Interestingly, the full activation of OCT4 also depends on other cancer-related factors, like certain oncogenes, which are genes that, when mutated or expressed at high levels, help turn a normal cell into a cancer cell. Our studies using advanced techniques in mice and human cancer cells show that when OCT4 is reactivated, it makes cancer cells resistant to chemotherapy and more likely to cause the cancer to return.

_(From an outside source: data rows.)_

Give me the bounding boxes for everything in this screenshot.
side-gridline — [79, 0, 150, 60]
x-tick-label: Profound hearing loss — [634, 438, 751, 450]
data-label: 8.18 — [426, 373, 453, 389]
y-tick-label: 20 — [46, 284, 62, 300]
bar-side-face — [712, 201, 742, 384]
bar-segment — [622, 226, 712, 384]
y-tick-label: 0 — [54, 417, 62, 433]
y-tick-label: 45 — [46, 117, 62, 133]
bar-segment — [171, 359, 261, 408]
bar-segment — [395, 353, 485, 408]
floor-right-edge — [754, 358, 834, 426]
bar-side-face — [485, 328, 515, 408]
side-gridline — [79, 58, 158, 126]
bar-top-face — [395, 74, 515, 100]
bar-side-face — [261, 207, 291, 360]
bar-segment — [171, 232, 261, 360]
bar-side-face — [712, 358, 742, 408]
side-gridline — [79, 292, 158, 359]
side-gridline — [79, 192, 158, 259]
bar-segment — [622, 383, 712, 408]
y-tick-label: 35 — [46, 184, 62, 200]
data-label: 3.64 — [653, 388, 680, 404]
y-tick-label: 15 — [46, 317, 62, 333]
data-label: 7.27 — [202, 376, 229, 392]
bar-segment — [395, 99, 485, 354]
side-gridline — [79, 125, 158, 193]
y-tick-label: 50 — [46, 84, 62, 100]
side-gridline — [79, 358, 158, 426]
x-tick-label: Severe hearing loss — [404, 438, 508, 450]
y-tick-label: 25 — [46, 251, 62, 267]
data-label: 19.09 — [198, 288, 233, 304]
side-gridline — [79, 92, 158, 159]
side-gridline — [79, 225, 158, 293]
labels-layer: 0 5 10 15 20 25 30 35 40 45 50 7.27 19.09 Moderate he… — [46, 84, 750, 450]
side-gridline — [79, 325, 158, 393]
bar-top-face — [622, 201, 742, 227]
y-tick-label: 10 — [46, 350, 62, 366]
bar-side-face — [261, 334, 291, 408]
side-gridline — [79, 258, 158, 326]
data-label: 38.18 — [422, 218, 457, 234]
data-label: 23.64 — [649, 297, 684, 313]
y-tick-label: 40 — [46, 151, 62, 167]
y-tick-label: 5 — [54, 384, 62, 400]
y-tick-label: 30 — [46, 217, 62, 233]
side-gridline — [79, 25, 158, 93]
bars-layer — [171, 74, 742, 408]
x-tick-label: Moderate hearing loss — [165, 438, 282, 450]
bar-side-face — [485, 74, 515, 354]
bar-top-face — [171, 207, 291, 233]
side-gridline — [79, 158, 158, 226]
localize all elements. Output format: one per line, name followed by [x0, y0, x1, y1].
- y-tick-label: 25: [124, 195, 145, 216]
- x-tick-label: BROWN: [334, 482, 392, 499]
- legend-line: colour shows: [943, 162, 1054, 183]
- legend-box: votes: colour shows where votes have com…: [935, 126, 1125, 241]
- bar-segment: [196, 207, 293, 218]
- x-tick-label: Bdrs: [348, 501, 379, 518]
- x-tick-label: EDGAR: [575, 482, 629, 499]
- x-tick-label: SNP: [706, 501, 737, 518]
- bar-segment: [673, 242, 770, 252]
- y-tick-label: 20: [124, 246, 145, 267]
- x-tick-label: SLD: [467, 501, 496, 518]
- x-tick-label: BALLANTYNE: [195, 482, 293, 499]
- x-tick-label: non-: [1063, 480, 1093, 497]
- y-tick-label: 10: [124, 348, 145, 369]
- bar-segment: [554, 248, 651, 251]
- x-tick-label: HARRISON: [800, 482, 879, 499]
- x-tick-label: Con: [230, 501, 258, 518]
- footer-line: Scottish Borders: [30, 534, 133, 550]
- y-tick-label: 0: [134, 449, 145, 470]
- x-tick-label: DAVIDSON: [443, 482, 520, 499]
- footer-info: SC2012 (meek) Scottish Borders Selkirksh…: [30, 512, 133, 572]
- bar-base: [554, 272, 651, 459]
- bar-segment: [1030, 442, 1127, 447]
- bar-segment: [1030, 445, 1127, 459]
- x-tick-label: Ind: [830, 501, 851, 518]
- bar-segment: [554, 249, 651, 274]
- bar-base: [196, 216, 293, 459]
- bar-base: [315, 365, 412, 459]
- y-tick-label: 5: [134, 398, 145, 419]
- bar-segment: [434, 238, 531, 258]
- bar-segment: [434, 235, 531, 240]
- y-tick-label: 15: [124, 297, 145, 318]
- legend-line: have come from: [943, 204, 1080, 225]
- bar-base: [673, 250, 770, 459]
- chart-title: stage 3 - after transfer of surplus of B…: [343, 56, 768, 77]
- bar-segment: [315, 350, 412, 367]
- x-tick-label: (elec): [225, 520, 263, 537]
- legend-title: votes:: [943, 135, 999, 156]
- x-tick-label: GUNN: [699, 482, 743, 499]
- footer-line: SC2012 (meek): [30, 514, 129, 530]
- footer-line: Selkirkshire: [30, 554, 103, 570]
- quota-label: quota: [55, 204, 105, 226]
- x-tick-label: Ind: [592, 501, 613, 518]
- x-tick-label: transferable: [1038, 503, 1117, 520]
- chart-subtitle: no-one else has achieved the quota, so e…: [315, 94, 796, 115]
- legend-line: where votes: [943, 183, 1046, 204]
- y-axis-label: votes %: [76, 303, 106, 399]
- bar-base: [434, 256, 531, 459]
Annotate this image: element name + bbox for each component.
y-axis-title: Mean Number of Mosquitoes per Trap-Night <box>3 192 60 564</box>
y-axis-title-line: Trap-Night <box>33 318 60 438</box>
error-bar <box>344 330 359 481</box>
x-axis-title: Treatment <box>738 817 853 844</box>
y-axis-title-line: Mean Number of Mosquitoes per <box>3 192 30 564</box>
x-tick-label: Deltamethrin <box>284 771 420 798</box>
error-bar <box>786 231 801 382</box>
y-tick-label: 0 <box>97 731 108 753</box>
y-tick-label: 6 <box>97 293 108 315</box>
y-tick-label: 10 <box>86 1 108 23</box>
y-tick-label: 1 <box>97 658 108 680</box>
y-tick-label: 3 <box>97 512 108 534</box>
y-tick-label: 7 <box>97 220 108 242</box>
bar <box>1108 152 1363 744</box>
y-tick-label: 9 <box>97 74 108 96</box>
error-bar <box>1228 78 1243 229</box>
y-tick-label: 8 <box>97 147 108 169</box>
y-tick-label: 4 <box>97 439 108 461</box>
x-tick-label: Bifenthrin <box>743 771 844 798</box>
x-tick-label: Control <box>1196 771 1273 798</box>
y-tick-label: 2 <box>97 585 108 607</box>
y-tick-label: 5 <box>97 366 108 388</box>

However, we’ve found that by turning off OCT4, we can reduce this resistance and delay the return of the cancer. This discovery is crucial because it points to new ways to treat cancer, potentially leading to therapies that prevent cancer cells from resisting treatment and relapsing. This could make a significant difference in the success of cancer treatments.

Abstract

Accumulating evidence supports the role of the DNA damage response (DDR) in the negative regulation of tumorigenesis. Here, we found that DDR signaling poises a series of epigenetic events, resulting in activation of pro-tumorigenic genes but can go as far as reactivation of the pluripotency gene OCT4. Loss of DNA methylation appears to be a key initiating event in DDR-dependent OCT4 locus reactivation although full reactivation required the presence of a driving oncogene, such as Myc and macroH2A downregulation. Using genetic-lineage-tracing experiments and an in situ labeling approach, we show that DDR-induced epigenetic reactivation of OCT4 regulates the resistance to chemotherapy and contributes to tumor relapse both in mouse and primary human cancers. In turn, deletion of OCT4 reverses chemoresistance and delays the relapse. Here, we uncovered an unexpected tumor-promoting role of DDR in cancer cell reprogramming, providing novel therapeutic entry points for cancer intervention strategies.